Date: 21 Sept, 2020
by Ambica Sharma, TIPS, Dwarka
INTRODUCTION
● “Aaya Ram Gaya Ram”, an expression which captures the intriguing political tale of Gaya Lal, is the oft used one line justification of the need for an Anti-Defection Law.
● In 1967, Gaya Lal, a Congress leader switched parties thrice within a span of days, from the Congress to the Janata Party, then back to Congress and then again to Janata.
● The anti-defection law presently in place under the 10th schedule to the Indian Constitution, seeks to injunct such political maneuvering. The law was proposed and spearheaded by Rajiv Gandhi and on 18th March 1985, the 52nd Amendment to the Constitution inserting the 10th Schedule came into force to disqualify defectors.
PRESENT LAW
The law states that if an MP, MLA or MLC:
1. Votes or abstains from voting in disobedience of a party whip; or
2. Voluntarily gives up the membership of the member's political party;
then in these circumstances, such member(s) will be disqualified under Article 102(2) or 191(2), thereby vacating their seat as an MP, MLA or MLC by the effect of Article 101(3)(a) or 190(3)(a).
VOLUNTARILY GIVING UP MEMBERSHIP
● In Ravi S. Naik v. Union of India [1994 SCR (1) 754], the Supreme Court considered the disqualification of voluntarily giving up one's membership under Para 2(1)(a) of the 10th Schedule.

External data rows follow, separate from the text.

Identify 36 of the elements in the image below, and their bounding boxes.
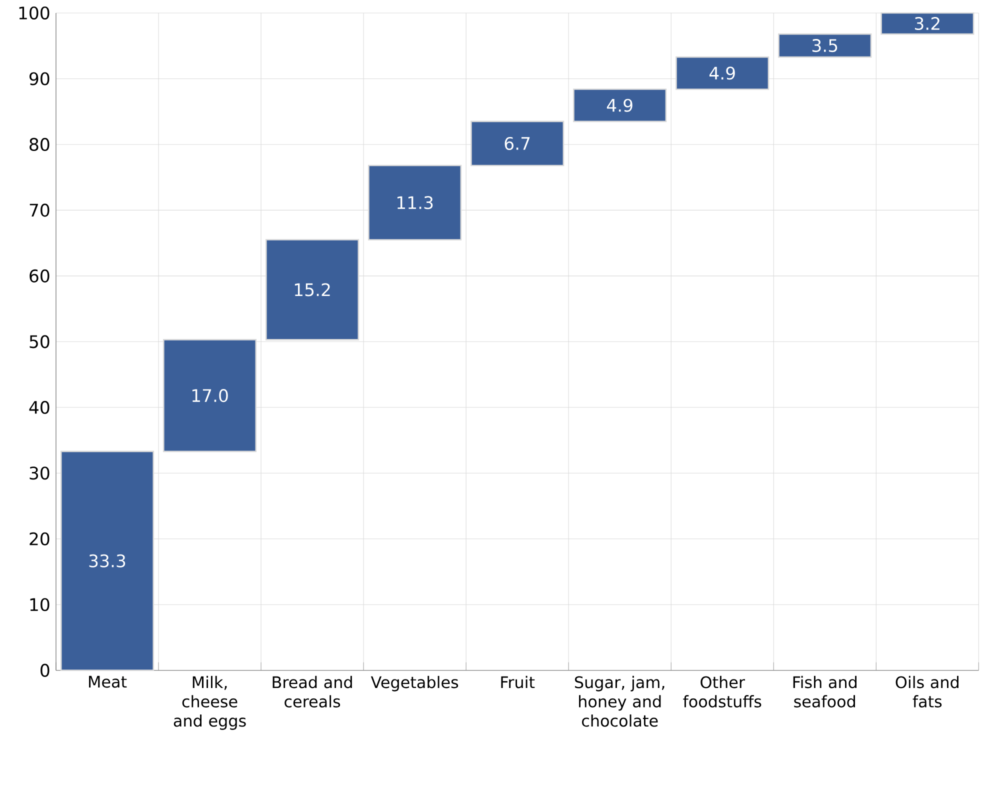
bar [778, 33, 872, 58]
y-tick-label: 20 [30, 532, 50, 546]
data-label: 4.9 [709, 66, 735, 80]
y-tick-label: 90 [30, 72, 50, 86]
data-label: 15.2 [294, 283, 330, 296]
bar [162, 339, 257, 452]
data-label: 6.7 [504, 136, 530, 150]
data-label: 11.3 [397, 196, 433, 210]
y-tick-label: 80 [30, 138, 50, 151]
data-label: 3.5 [812, 39, 838, 52]
data-label: 4.9 [606, 98, 632, 112]
x-tick-label: Oils and fats [896, 676, 958, 708]
x-tick-label: Sugar, jam, honey and chocolate [574, 676, 664, 727]
x-tick-label: Fish and seafood [793, 676, 857, 708]
x-tick-label: Other foodstuffs [683, 676, 762, 708]
x-tick-label: Milk, cheese and eggs [174, 676, 246, 730]
x-tick-label: Meat [89, 676, 127, 688]
y-tick-label: 70 [30, 204, 50, 217]
x-tick-label: Vegetables [370, 676, 458, 692]
y-tick-label: 60 [30, 269, 50, 282]
y-tick-label: 50 [30, 335, 50, 348]
x-tick-label: Bread and cereals [272, 676, 352, 708]
data-label: 3.2 [914, 16, 940, 30]
y-tick-label: 40 [29, 400, 50, 414]
bar [265, 239, 360, 340]
bar [368, 164, 462, 240]
y-tick-label: 100 [19, 6, 50, 20]
y-tick-label: 30 [30, 466, 50, 480]
data-label: 17.0 [192, 389, 228, 402]
data-label: 33.3 [89, 554, 126, 568]
y-tick-label: 10 [30, 598, 50, 612]
x-tick-label: Fruit [501, 676, 535, 688]
bar [573, 88, 667, 122]
y-tick-label: 0 [40, 664, 50, 677]
bar [676, 56, 770, 90]
bar [470, 120, 564, 166]
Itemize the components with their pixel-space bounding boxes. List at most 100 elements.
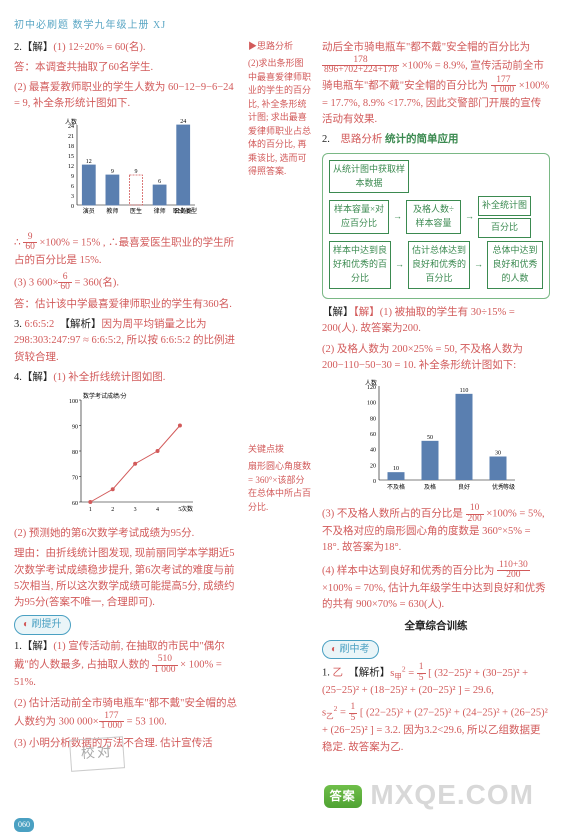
svg-text:9: 9: [111, 169, 114, 175]
section-title: 全章综合训练: [322, 619, 550, 635]
svg-text:0: 0: [71, 204, 74, 210]
t: ×100% = 15% , ∴最喜爱医生职业的学生所占的百分比是 15%.: [14, 237, 234, 266]
svg-text:6: 6: [158, 179, 161, 185]
t: 动后全市骑电瓶车"都不戴"安全帽的百分比为: [322, 42, 530, 53]
r2-head: 2. 思路分析 统计的简单应用: [322, 132, 550, 148]
t: ×100% = 70%, 估计九年级学生中达到良好和优秀的共有 900×70% …: [322, 583, 546, 610]
svg-text:40: 40: [370, 448, 376, 454]
svg-text:0: 0: [373, 479, 376, 485]
svg-text:3: 3: [71, 194, 74, 200]
svg-text:110: 110: [460, 388, 469, 394]
t1-head: 1.【解】: [14, 641, 53, 652]
svg-text:及格: 及格: [424, 483, 436, 491]
r1: 动后全市骑电瓶车"都不戴"安全帽的百分比为 178896+702+224+178…: [322, 40, 550, 129]
three-column-layout: 2.【解】(1) 12÷20% = 60(名). 答：本调查共抽取了60名学生.…: [14, 40, 550, 761]
svg-text:不及格: 不及格: [387, 483, 405, 491]
zk-1: 1. 乙 【解析】s甲2 = 15 [ (32−25)² + (30−25)² …: [322, 663, 550, 699]
t1-line1: 1.【解】(1) 宣传活动前, 在抽取的市民中"偶尔戴"的人数最多, 占抽取人数…: [14, 639, 238, 692]
q2-note: 答：本调查共抽取了60名学生.: [14, 60, 238, 76]
svg-text:80: 80: [72, 450, 78, 456]
flow-b3: 补全统计图: [478, 196, 531, 216]
left-column: 2.【解】(1) 12÷20% = 60(名). 答：本调查共抽取了60名学生.…: [14, 40, 238, 761]
svg-text:12: 12: [68, 164, 74, 170]
bar-chart-1: 0369121518212412演员9教师9医生6律师24公务员人数职业类型: [51, 117, 201, 227]
q2-ans4: (3) 3 600×660 = 360(名).: [14, 273, 238, 293]
svg-text:1: 1: [89, 507, 92, 513]
frac-178-sum: 178896+702+224+178: [322, 56, 399, 76]
q3: 3. 6:6:5:2 【解析】因为周平均销量之比为 298:303:247:97…: [14, 317, 238, 366]
bar-chart-3: 02040608010012010不及格50及格110良好30优秀人数等级: [351, 378, 521, 498]
svg-text:6: 6: [71, 184, 74, 190]
svg-text:9: 9: [71, 174, 74, 180]
line-chart: 6070809010012345数学考试成绩/分次数: [51, 390, 201, 520]
svg-text:60: 60: [370, 432, 376, 438]
svg-text:80: 80: [370, 417, 376, 423]
t1-line2: (2) 估计活动前全市骑电瓶车"都不戴"安全帽的总人数约为 300 000×17…: [14, 696, 238, 732]
svg-text:100: 100: [367, 401, 376, 407]
r2-2: (2) 及格人数为 200×25% = 50, 不及格人数为 200−110−5…: [322, 342, 550, 375]
q2-line1: 2.【解】(1) 12÷20% = 60(名).: [14, 40, 238, 56]
svg-text:4: 4: [156, 507, 159, 513]
q4-line1: 4.【解】(1) 补全折线统计图如图.: [14, 370, 238, 386]
q2-ans5: 答：估计该中学最喜爱律师职业的学生有360名.: [14, 297, 238, 313]
svg-text:教师: 教师: [106, 207, 118, 215]
svg-text:50: 50: [427, 435, 433, 441]
frac-510-1000: 5101 000: [152, 655, 177, 675]
arrow-icon: [393, 210, 402, 224]
frac-177-1000a: 1771 000: [99, 712, 124, 732]
svg-text:律师: 律师: [154, 207, 166, 215]
zk-2: s乙2 = 15 [ (22−25)² + (27−25)² + (24−25)…: [322, 703, 550, 756]
q2-ans3: ∴ 960 ×100% = 15% , ∴最喜爱医生职业的学生所占的百分比是 1…: [14, 233, 238, 269]
badge-label: 刷中考: [340, 644, 370, 655]
t: (4) 样本中达到良好和优秀的百分比为: [322, 565, 497, 576]
arrow-icon: [395, 258, 404, 272]
frac-9-60: 960: [23, 233, 37, 253]
svg-text:90: 90: [72, 425, 78, 431]
arrow-icon: [474, 258, 483, 272]
flow-c3: 总体中达到良好和优秀的人数: [487, 241, 543, 289]
t: = 53 100.: [124, 716, 167, 727]
svg-text:20: 20: [370, 464, 376, 470]
t: (3) 不及格人数所占的百分比是: [322, 509, 466, 520]
badge-tisheng: ◐ 刷提升: [14, 615, 71, 635]
svg-text:人数: 人数: [65, 118, 77, 126]
svg-text:演员: 演员: [83, 207, 95, 215]
note-head2: 关键点拨: [248, 443, 312, 457]
frac-6-60: 660: [58, 273, 72, 293]
q2-ans2: (2) 最喜爱教师职业的学生人数为 60−12−9−6−24 = 9, 补全条形…: [14, 80, 238, 113]
stamp-mark: 校对: [69, 736, 125, 771]
page-header: 初中必刷题 数学九年级上册 XJ: [14, 18, 550, 34]
t: = 360(名).: [72, 277, 119, 288]
svg-text:30: 30: [495, 451, 501, 457]
svg-text:3: 3: [134, 507, 137, 513]
svg-text:9: 9: [135, 169, 138, 175]
svg-text:15: 15: [68, 154, 74, 160]
svg-text:12: 12: [86, 159, 92, 165]
svg-text:职业类型: 职业类型: [173, 207, 197, 215]
flow-c2: 估计总体达到良好和优秀的百分比: [408, 241, 470, 289]
margin-notes: ▶思路分析 (2)求出条形图中最喜爱律师职业的学生的百分比, 补全条形统计图; …: [248, 40, 312, 761]
right-column: 动后全市骑电瓶车"都不戴"安全帽的百分比为 178896+702+224+178…: [322, 40, 550, 761]
svg-text:60: 60: [72, 501, 78, 507]
frac-177-1000b: 1771 000: [491, 76, 516, 96]
q4-ans3: 理由：由折线统计图发现, 现前丽同学本学期近5次数学考试成绩稳步提升, 第6次考…: [14, 546, 238, 611]
q4-ans2: (2) 预测她的第6次数学考试成绩为95分.: [14, 526, 238, 542]
arrow-icon: [465, 210, 474, 224]
svg-text:70: 70: [72, 476, 78, 482]
svg-text:100: 100: [69, 399, 78, 405]
flow-b4: 百分比: [478, 218, 531, 238]
svg-text:21: 21: [68, 134, 74, 140]
watermark: 答案 MXQE.COM: [324, 773, 534, 816]
r2-1: 【解】【解】(1) 被抽取的学生有 30÷15% = 200(人). 故答案为2…: [322, 305, 550, 338]
flow-c1: 样本中达到良好和优秀的百分比: [329, 241, 391, 289]
flow-b1: 样本容量×对应百分比: [329, 200, 389, 234]
svg-text:良好: 良好: [458, 483, 470, 491]
svg-text:2: 2: [111, 507, 114, 513]
flow-b2: 及格人数÷样本容量: [406, 200, 461, 234]
badge-label: 刷提升: [32, 619, 62, 630]
svg-text:等级: 等级: [503, 483, 515, 491]
q2-head: 2.【解】: [14, 42, 53, 53]
t: ∴: [14, 237, 23, 248]
t1-line3: (3) 小明分析数据的方法不合理. 估计宣传活: [14, 736, 238, 752]
svg-text:数学考试成绩/分: 数学考试成绩/分: [83, 392, 127, 400]
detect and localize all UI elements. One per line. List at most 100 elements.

● The court observed that a person may voluntarily give up the membership of a political party even though such person has not offered his resignation from the association of that party.
● Hence, even in the absence of formal notice, we can draw from the conduct of a member that such member has voluntarily given up their membership of the party. An example of such conduct is joining a rival party as a member.
EXCEPTIONS
By way of the 91st Amendment to the Constitution, the disqualification under the purview of anti-defection law does not apply to a case where 2/3rd or more of the legislators of one party merges with another party.
POWER OF JUDICIAL REVIEW
● Under Para 6 to the 10th Schedule, the power to decide upon questions of disqualification is conferred on the Speaker or the Chairman. However, the Speaker or Chairperson is not immune from judicial review while exercising such power.
● In Kihoto Hollohan v. Zachillhu and Ors (1992 SCR (1) 686), the Supreme Court while considering the constitutional validity of the amendment inserting the 10th Sch., upheld the judicial power vested in the SC and HC to review the Presiding Officer's decision under the 10th Sch.
● This position was reaffirmed by the Supreme Court in cases including Rajendra Singh Rana and Ors. v. Swami Prasad Maurya and Ors. [Appeal (Civil) 765 of 2007].
● In Rajendra, the SC invoked its power of judicial review to test the decision of the U.P. Speaker in recognising a split without considering an application for disqualification of the same members who put forth the position of a split.
● The SC held that it was the duty of the Speaker to hear such an application and that the decision to recognise a split and to postpone the consideration of the disqualification application was not a mere irregularity but was an illegality that went to the root of the matter.